Les visages burinés de Vhils

Œuvre peinte et martelée de Vhils, Boulevard Vincent Auriol, Paris 13e

La plupart des artistes de street art rajoutent une couche supplémentaire (de peinture en bombe ou au pinceau, de papier collé, de mosaïque, etc.) sur un mur vierge ou une œuvre déjà existante. Vhils, lui, s’est fait connaître en adoptant exactement une technique inverse, qui consiste à utiliser comme support les différentes strates accumulées dans le temps, par la construction et la rénovation des bâtiments, ou par les affiches de publicité, qui recouvrent parfois sur plusieurs millimètres, certaines façades et espaces d’affichage autorisés.

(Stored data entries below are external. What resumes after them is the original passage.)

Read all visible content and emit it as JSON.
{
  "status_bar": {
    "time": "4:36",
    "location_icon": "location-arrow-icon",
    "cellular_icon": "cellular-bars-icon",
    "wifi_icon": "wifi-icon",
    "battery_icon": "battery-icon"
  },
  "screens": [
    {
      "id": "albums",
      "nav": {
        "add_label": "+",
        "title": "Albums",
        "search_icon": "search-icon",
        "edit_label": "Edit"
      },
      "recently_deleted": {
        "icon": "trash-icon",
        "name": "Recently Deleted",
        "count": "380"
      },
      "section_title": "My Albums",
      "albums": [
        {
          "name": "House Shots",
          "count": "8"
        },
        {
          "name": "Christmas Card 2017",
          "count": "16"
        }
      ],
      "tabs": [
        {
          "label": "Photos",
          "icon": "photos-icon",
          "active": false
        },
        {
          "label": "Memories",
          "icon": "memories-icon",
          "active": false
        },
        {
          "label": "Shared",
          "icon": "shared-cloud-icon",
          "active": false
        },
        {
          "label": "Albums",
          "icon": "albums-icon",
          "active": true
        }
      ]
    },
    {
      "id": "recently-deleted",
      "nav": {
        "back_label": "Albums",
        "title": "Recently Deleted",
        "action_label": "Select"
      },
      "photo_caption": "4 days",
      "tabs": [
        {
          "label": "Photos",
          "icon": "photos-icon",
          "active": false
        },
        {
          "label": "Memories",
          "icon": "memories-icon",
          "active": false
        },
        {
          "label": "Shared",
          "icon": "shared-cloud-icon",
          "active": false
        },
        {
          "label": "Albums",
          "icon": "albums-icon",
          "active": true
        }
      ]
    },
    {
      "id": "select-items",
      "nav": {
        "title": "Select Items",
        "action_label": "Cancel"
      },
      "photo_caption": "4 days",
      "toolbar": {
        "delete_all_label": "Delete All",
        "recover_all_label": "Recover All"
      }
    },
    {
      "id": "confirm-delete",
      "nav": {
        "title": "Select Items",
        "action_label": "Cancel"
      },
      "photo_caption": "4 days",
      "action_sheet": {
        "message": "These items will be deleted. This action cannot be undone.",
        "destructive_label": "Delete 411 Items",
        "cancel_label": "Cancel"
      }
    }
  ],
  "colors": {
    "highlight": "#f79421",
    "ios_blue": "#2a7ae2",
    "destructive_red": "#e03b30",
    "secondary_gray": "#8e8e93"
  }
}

« Je cherche à créer à partir de la destruction. »

Utilisant cette réalité, qui nous renvoie à la belle image de ville-palympseste, il crée des œuvres urbaines volontairement « durables », dans la limite des remodelages des villes où il intervient. Mais c’est surtout sa démarche presque archéologique, à l’inverse d’une accélération vers le futur, qui fascine le spectateur. Comme si, telles des icônes modernes et banales, ses visages géants habitaient déjà les murs qu’il travaille, en attente d’être révélés à nos yeux de citadins blasés et incrédules. Ce gigantisme figuratif n’est pas une exception dans la paysage du street art. On peut aussi y voir ce paradoxe : alors que notre société semble se déshumaniser, de nombreux visages, inconnus, inquiétants, tendres, familiers et parfois célèbres de l’humanité, viennent s’inscrire, d’une manière subliminale et ici presque éternelle, sur nos murs…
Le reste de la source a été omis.